A retórica europeia contra a Rússia esbarra no fato de que a UE não tem como substituir o gás russo senão a longo prazo, e nunca a baixo custo; enquanto isso, a Rússia força o pagamento em rublos e desestabiliza o euro.
“Energia produz energia de qualquer forma
Então gaste consigo mesmo e fique rico”
– Marillion, “Rich”
Este dia demorou muito a chegar. A partir do momento, há mais de uma década, em que finalmente se admitisse que a Europa estava destinada a ser importadora de energia, veríamos o clímax do confronto entre o Ocidente e a Rússia.
A Europa como importadora de energia sempre significou que o tempo estava do lado da Rússia. Tudo o que Moscou precisava fazer era prolongar o conflito por tempo suficiente, sobreviver por tempo suficiente, para forçar a Europa à submissão. A Rússia tem a energia de que a Europa precisa e ninguém mais pode fornecê-la, portanto a decisão final será aceitar esse destino.
Nenhuma quantidade de magia financeira, patética sinalização de virtude sobre Mudanças Climáticas, investimentos ruins em “renováveis” ineficientes e insustentáveis, ou ameaças militares acabariam por mudar o resultado desta história.
A produção do North Slope[1] caiu e os campos de gás de Groningen[2] estão secando mais rápido do que a va-jay-jay[3] de Hillary a cada reviravolta da investigação de John Durham[4] sobre o Russia Gate.
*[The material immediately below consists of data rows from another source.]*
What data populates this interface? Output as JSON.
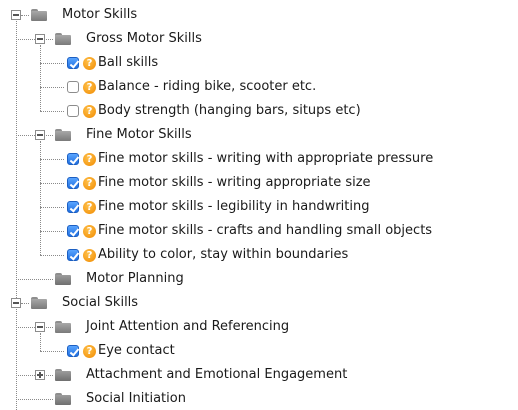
{
  "tree": [
    {
      "label": "Motor Skills",
      "level": 0,
      "kind": "folder",
      "toggle": "expanded",
      "checked": null
    },
    {
      "label": "Gross Motor Skills",
      "level": 1,
      "kind": "folder",
      "toggle": "expanded",
      "checked": null
    },
    {
      "label": "Ball skills",
      "level": 2,
      "kind": "item",
      "toggle": null,
      "checked": true
    },
    {
      "label": "Balance - riding bike, scooter etc.",
      "level": 2,
      "kind": "item",
      "toggle": null,
      "checked": false
    },
    {
      "label": "Body strength (hanging bars, situps etc)",
      "level": 2,
      "kind": "item",
      "toggle": null,
      "checked": false
    },
    {
      "label": "Fine Motor Skills",
      "level": 1,
      "kind": "folder",
      "toggle": "expanded",
      "checked": null
    },
    {
      "label": "Fine motor skills - writing with appropriate pressure",
      "level": 2,
      "kind": "item",
      "toggle": null,
      "checked": true
    },
    {
      "label": "Fine motor skills - writing appropriate size",
      "level": 2,
      "kind": "item",
      "toggle": null,
      "checked": true
    },
    {
      "label": "Fine motor skills - legibility in handwriting",
      "level": 2,
      "kind": "item",
      "toggle": null,
      "checked": true
    },
    {
      "label": "Fine motor skills - crafts and handling small objects",
      "level": 2,
      "kind": "item",
      "toggle": null,
      "checked": true
    },
    {
      "label": "Ability to color, stay within boundaries",
      "level": 2,
      "kind": "item",
      "toggle": null,
      "checked": true
    },
    {
      "label": "Motor Planning",
      "level": 1,
      "kind": "folder",
      "toggle": null,
      "checked": null
    },
    {
      "label": "Social Skills",
      "level": 0,
      "kind": "folder",
      "toggle": "expanded",
      "checked": null
    },
    {
      "label": "Joint Attention and Referencing",
      "level": 1,
      "kind": "folder",
      "toggle": "expanded",
      "checked": null
    },
    {
      "label": "Eye contact",
      "level": 2,
      "kind": "item",
      "toggle": null,
      "checked": true
    },
    {
      "label": "Attachment and Emotional Engagement",
      "level": 1,
      "kind": "folder",
      "toggle": "collapsed",
      "checked": null
    },
    {
      "label": "Social Initiation",
      "level": 1,
      "kind": "folder",
      "toggle": null,
      "checked": null
    }
  ],
  "icons": {
    "folder": "folder-icon",
    "help": "help-icon",
    "help_glyph": "?"
  },
  "colors": {
    "checkbox_checked": "#2f7fef",
    "help_badge": "#f59a12",
    "folder": "#888888",
    "tree_line": "#8a8a8a"
  }
}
Todas as estratégias para garantir a energia da Ucrânia (carvão do Donbass, campos de gás no Mar de Azov) e do Oriente Médio (Síria, gasoduto EastMed, Irã) também falharam.
Este é o problema básico que a UE enfrenta em sua busca pela hegemonia política. Como contornar esse fato básico sem fomentar 1) uma crise política interna e 2) uma guerra com a Rússia e o resto do Sul Global que a apoia, que não pode vencer?
Força maior
Desde o início da guerra na Ucrânia, um conflito criado pela cumplicidade da UE com a guerra de longa data da OTAN contra a Rússia, a UE tentou se fazer de vítima da agressividade dos EUA/Reino Unido enquanto os acompanha alegremente para seus próprios propósitos.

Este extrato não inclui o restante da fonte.